Coll ab Collfrewi was described as being the nephew and disciple of Rhuddlwm Gawr, or the Bony Red Giant, possibly a Phoenician merchant whose religious system was allegorised as a sow. Davies, from whom we have quoted above, deals at some length with sow worship should our reader want to learn more of it.

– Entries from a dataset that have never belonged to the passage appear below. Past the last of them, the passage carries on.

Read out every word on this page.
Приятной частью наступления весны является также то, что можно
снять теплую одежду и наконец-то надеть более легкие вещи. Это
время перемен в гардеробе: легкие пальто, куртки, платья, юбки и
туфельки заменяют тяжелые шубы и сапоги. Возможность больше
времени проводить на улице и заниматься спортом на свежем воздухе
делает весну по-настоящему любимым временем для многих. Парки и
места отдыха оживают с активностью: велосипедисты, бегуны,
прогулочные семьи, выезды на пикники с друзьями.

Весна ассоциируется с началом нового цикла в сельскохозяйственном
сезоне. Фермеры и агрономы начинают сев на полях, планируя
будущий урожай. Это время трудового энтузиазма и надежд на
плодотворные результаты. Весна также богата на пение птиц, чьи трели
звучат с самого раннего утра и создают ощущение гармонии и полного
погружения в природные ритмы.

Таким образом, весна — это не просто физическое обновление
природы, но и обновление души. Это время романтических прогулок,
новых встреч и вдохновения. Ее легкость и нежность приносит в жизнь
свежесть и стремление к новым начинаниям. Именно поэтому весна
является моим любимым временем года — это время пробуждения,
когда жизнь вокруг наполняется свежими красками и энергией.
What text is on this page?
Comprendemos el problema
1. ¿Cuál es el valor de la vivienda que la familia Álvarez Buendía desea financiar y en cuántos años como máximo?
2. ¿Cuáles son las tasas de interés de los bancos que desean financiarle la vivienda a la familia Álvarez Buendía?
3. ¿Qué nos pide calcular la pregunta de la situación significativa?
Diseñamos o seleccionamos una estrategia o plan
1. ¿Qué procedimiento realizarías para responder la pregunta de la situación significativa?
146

The oldest origin of all attributed to the Manx is that it was the last of all the animals to enter the Ark, and that its delay caused Noah to lose his temper and impatiently slam the door on its tail. The following verse by Jane Crosby amusingly relates the story:

“Said the Cat, and he was Manx,
Oh, Captain Noah, wait!
I’ll catch the mice to give you thanks
And pay for being late!
So the cat got in, but oh,
His tail was a bit too slow!”

Another version of the Noah myth says:

“Noah, sailing o’er the seas
Ran fast aground on Ararat,
His dog then made a spring and took
The tail from off a pretty cat:
Puss through the window quick did fly,
And bravely through the waters swam
Nor ever stopped till high and dry,
She landed on the Calf of Man.
Thus tailless Puss earned Mona’s thanks
And ever after was called Manx.”

Miss Mona Douglas, speaking to the Jubilee Congress of the Folk-Lore Society in London, in 1928, of animals in Manx folklore, said there was a local belief that the cats of the Isle of Man had a king of their own. “This king lives the life of an ordinary house-cat during the day, but at night he assumes his regal powers and travels the lanes in fiery state. Woe betide the householder with whom he lives if he has been unkind to his royal guest, for the king of the Manx cats may take terrible vengeance.” Miss Douglas added that “Cats are believed to be on intimate terms with the fairies, and with all the inhabitants of the invisible world. ... If a cat is put out of doors when the family retires, the fairies let it in again during the night.”

BIBLIOGRAPHY

“Mythology and Rites of the British Druids.” By Edward Davies. Pub. London, 1809.
“Bedd Gelert, Its Facts, Fairies, and Folklore,” p. 208. By D. E. Jenkins. Pub. by Llewelyn Jenkins, Portmadock, 1899.
“The Daily News and Westminster Gazette.” Sept. 25th, 1928.
“Animals,” p. 242. Jan., 1926.
“The Golden Bough.” By J. G. Frazer. Pub. by Macmillan & Co. London, 1907.

L’ENVOI

WE have traced the Cat through endless vicissitudes, through a glorious and a terrible past. What a burden her small and shapely shoulders have been called upon to bear in the religious evolution of mankind. It is hard to realise the extraordinary fate that has been hers when we glance at the friendly, familiar figure of the household cat to-day. Could poet in wildest dreams have dared unfold a romance of Destiny to equal the veridical facts of her association with man? We think not. The fate that made her the symbol of Life and Death, of Day and Night, of Sun and Moon, of Deity and Devil, to-day but furtively plays around her like a child half ashamed of its association with, yet still attracted to, a once-loved toy. Yet so strangely capricious is Destiny that none may foresee what the future will bring forth. Some sudden gleaming light may burst upon the shadowed form of Puss, causing us to pause again in awestruck admiration of her mystery; or she may silently leave our sides and wander far in the mysterious darkness of the Night, swallowed up by its immensity and lost for ever to human consciousness.